Изменить размер шрифта - +
Между империалистом и интернационалистом — только тонкий лист бумаги; и первые фабианцы смогли это заметить. Другие социалисты видели самый лист, который становился все тоньше.

Шоу льстили ложные обвинения, особенно в том, что он ирландский мятежник. Каждый, кто помнит те времена, знает, что он им не был. Культ здравого смысла предписывал фабианцам считать ирландский национализм узким, восторженным, уводящим от главного дела — обобществления мировых ресурсов. Сейчас я говорю об этом только затем, чтобы показать, что мы, то есть я и Шоу, спорили с самого начала. Мы спорили почти обо всем, никогда не соглашались, но никогда и не ссорились. Я защи- шал семью против платоновских упований на общество. Я защищал мясо и пиво против суровой гигиены вегетарианства и трезвости. Я защищал старый либеральный национализм против социалистического интернационализма. Я защищал союзников против извращенной склонности пацифистов к воинственным странам Центральной Европы. Словом, я защищал священные пределы человека против беспредельности сверхчеловека. Именно здесь наш спор становился особенно острым.

Конечно, эти различия можно свести к религии. Поначалу я и не знал, что такое различия в вере, да и сама вера. Теперь я знаю, что шовианцы верят в эволюцию, как старые сторонники империи верили в экспансию. Они верят в какую‑то большую штуку, которая растет и ветвится, словно дерево. Я же верю в цветок и в плод, а они невелики. Плод окончателен и закончен, у него есть форма, а значит — предел. На нем запечатлен образ — венец и свершение цели. Если применить это к человеку, получится, что он священней сверхчеловека или сверхъобезьяны, а ограничения его стали мистическими, как дом, с тех пор, как Сам Бог уместился в потаенной пещерке.

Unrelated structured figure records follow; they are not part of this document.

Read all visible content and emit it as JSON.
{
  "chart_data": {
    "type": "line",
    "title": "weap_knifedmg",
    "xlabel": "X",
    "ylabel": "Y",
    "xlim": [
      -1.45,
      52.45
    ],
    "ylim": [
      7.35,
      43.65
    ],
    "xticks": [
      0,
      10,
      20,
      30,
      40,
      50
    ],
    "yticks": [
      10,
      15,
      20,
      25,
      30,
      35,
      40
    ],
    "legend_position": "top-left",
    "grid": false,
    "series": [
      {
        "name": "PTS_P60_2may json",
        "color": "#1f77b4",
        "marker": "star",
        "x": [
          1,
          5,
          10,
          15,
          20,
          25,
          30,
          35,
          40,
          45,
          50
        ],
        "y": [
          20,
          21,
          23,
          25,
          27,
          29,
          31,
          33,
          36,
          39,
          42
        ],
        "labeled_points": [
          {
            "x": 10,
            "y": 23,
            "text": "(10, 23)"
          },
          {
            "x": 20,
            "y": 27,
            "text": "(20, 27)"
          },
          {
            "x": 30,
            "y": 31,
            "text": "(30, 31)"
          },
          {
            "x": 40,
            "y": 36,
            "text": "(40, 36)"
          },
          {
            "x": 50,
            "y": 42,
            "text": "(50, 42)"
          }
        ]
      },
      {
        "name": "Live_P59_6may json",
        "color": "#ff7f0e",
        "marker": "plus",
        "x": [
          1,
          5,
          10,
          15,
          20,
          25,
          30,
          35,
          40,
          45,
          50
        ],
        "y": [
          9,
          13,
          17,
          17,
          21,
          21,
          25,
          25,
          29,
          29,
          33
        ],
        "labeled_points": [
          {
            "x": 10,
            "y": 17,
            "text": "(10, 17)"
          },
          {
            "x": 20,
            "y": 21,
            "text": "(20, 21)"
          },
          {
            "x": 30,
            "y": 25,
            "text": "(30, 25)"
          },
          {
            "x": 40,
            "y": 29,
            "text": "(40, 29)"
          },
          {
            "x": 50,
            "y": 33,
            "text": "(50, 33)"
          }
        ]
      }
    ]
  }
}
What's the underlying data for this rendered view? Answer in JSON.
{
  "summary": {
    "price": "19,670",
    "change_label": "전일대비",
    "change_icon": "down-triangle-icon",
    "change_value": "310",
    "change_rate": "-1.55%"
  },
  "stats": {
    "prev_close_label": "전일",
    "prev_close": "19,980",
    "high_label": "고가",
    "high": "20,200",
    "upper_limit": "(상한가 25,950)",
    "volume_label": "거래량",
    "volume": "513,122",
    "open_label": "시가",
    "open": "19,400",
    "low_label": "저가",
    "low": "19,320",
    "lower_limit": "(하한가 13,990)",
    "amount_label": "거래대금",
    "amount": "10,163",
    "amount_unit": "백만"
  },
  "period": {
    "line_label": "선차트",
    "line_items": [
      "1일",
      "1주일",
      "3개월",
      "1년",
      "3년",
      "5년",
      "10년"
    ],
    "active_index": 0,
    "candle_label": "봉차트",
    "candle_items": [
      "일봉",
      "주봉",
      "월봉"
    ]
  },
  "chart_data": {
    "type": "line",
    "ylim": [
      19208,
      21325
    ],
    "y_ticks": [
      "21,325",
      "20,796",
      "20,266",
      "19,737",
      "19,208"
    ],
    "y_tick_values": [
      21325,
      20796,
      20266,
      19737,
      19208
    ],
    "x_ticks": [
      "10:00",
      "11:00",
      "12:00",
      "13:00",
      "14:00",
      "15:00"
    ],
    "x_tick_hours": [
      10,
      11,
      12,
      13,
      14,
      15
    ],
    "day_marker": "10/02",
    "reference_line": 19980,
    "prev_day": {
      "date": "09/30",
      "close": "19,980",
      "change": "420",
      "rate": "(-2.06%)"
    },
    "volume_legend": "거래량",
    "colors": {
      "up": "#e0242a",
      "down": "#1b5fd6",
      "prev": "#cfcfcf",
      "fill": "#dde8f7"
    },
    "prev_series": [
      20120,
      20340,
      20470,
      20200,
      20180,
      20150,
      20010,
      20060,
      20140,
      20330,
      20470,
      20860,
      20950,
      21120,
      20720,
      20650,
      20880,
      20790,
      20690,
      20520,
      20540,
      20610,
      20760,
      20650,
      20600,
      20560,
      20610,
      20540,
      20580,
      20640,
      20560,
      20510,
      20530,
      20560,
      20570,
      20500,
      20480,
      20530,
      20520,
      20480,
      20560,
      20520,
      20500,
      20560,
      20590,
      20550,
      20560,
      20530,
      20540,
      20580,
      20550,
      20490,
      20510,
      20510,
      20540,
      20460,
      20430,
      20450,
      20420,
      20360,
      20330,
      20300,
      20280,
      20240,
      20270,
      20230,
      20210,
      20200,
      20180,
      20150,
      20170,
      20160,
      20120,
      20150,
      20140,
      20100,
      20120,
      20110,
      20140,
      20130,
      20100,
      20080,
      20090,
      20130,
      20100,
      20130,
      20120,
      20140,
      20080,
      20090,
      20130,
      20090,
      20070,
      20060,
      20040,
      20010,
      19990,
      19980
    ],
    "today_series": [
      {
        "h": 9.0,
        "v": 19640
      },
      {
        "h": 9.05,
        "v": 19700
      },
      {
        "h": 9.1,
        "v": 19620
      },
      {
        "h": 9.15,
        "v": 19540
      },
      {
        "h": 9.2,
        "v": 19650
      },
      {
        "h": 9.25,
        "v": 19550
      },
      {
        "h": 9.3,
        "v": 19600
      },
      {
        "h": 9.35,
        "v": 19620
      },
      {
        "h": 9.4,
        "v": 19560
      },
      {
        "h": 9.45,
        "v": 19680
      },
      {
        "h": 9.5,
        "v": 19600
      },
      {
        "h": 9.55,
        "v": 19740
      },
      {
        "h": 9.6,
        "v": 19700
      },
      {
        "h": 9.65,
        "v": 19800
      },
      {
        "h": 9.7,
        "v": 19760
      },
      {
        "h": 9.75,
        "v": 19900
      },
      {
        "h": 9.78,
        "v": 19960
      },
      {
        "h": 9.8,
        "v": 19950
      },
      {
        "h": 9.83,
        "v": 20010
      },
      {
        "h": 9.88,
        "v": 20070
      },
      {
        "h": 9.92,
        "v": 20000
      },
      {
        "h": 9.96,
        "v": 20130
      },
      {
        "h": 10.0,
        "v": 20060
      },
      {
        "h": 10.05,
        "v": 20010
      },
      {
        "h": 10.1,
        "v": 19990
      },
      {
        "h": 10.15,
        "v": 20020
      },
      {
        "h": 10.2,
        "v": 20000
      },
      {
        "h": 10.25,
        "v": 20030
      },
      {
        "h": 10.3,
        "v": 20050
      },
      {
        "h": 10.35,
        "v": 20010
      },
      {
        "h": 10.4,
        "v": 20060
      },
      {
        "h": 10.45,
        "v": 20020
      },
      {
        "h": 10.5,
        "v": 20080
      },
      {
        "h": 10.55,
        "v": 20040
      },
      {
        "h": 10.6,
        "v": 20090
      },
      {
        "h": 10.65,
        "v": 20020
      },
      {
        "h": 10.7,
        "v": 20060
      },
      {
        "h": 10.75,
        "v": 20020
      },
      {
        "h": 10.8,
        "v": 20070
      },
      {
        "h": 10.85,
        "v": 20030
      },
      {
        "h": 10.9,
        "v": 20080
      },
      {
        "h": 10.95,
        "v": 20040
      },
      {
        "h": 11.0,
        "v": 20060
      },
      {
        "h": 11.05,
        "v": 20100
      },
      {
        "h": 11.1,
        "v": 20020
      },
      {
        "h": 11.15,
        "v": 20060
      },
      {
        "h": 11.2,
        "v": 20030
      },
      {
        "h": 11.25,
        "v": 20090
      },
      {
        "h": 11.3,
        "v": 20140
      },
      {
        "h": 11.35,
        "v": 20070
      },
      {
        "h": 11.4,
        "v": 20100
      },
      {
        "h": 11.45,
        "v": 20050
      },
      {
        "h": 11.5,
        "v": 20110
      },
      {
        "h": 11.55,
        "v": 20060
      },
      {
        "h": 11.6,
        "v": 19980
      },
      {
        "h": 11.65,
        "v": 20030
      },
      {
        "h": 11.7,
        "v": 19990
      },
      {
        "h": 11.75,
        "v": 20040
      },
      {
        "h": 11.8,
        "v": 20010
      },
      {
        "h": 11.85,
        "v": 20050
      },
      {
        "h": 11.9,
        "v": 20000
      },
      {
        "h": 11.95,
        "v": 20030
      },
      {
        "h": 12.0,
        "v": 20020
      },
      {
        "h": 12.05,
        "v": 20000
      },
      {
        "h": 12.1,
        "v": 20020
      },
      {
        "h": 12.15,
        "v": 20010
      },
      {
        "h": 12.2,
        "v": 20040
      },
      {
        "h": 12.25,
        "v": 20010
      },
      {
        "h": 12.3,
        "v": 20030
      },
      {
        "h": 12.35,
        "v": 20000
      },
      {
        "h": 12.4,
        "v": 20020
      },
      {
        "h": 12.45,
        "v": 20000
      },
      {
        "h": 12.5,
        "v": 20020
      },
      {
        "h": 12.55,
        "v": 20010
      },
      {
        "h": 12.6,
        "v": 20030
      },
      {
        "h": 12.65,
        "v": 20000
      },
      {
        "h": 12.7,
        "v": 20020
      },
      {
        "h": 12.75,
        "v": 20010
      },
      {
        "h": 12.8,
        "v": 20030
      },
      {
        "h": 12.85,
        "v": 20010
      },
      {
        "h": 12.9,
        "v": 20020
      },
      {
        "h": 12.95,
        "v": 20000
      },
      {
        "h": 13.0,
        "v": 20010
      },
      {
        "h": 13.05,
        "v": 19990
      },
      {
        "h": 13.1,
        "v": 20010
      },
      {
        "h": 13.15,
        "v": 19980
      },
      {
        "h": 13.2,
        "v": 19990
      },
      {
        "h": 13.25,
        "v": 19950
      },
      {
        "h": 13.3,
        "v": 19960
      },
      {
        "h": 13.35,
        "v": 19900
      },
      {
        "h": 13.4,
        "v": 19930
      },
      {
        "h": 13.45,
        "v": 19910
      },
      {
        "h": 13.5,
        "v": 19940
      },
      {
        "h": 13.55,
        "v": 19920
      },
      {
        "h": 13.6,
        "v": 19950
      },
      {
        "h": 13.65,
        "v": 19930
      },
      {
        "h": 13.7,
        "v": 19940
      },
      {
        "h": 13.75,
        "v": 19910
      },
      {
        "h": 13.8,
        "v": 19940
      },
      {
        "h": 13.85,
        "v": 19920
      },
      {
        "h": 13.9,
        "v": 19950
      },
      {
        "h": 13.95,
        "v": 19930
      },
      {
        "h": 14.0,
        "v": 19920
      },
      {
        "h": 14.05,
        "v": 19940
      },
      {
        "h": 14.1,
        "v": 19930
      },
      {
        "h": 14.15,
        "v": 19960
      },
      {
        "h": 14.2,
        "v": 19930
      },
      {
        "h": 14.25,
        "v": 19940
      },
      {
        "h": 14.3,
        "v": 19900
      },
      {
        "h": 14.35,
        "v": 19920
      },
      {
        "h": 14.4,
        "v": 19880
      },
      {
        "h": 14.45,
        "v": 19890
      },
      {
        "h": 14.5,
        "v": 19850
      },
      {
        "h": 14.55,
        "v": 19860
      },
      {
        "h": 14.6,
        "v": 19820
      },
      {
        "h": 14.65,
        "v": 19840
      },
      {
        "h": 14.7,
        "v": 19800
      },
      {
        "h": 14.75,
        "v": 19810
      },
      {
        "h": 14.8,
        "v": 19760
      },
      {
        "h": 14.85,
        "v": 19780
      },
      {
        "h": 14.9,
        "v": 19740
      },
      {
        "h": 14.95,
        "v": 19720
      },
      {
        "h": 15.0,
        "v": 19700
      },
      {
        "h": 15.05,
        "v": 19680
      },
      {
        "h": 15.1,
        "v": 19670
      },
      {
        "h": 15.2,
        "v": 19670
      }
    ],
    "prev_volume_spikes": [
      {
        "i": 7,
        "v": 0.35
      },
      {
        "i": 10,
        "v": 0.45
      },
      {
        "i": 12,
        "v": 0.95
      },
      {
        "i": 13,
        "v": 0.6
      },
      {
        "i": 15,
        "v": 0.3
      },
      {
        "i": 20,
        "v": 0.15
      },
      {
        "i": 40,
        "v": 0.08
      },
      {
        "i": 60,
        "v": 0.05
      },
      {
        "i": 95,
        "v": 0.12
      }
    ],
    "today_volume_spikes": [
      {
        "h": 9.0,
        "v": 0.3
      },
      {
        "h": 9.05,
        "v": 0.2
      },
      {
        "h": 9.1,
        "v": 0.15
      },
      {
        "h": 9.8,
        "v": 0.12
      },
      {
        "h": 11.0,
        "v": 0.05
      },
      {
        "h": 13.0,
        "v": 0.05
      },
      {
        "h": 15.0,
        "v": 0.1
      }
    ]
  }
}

Закончу рассказ о долгих спорах поклоном моему оппоненту. Споря двадцать лет о семье, о грехе, о чести, о таинствах, о самых тонких и существенных сторонах жизни, нелегко обойтись без раздражения и обиды. Могу засвидетельствовать, что ни одна реплика Шоу не понижала моего настроения. Скорее, они его повышали, поскольку источником их были честность и разум, и та врожденная широта, которую Аристотель называл великодушием. Чтобы восхищаться Шоу, нужно с ним соглашаться. Я горжусь таким врагом еще больше, чем другом.

Случилось так, что при всех моих чувствах мы встречались большей частью на публике, обычно — на подмостках, куда нас выпускали, словно клоунов. Да и странности Шоу нередко мешали общению. Не только хозяин, но и хозяйка растеряется, когда гость боится чая еще больше, чем вина. Среди самых веселых воспоминаний, которые я воскрешаю в этой главе, — пиры Мориса Бэринга. Собственно, ему надо бы посвятить особую главу, но, боюсь, ей не поверят.

Не мне судить о божественной радости жизни, побуждавшей его, празднуя в Брайтоне свое пятидесятилетие, плясать там русскую пляску с немыслимыми выкрутасами, а потом броситься в море, как был, во фраке. Не слишком мудро, должно быть, рассказывать об ужине в шатре, когда мы варили яйца в цилиндре сэра Герберта Три, а я фехтовал на шпагах с гостем, который, к моему счастью, был еще пьянее меня.

Однако самый искренний пуританин ошибся бы, предположив, что кавалеры не могут быть искренними и даже серьезными. В наших пирах было много не только смеха, но и мудрости; не только мудрости, но и добродетели. Морис Бэринг воспел ее в прекрасных стихах о другом Герберте, Обероне, который унаследовал титул лорда Льюкаса. Вот это был кавалер, чья храбрость, и честность и любовь к свободе сверкали, как факелы, хотя держался он очень просто. Пока он был жив, истрепанное имя либерала что‑то еще значило. Храбрость его была очень странной, небрежной, даже безумной. Он потерял ногу на бурской войне, носил протез, но вылезал из окна высокого дома и полз по стене, как муха, ни за что не держась и ни на что не опираясь. Как‑то я разбил у него бокал, по слухам — исключительно ценный. Случай этот (и танец Бэринга среди осколков) породили фразу, которой мы потом пользовались в мятежных и романтических спорах: «Люблю я звон разбитого стекла».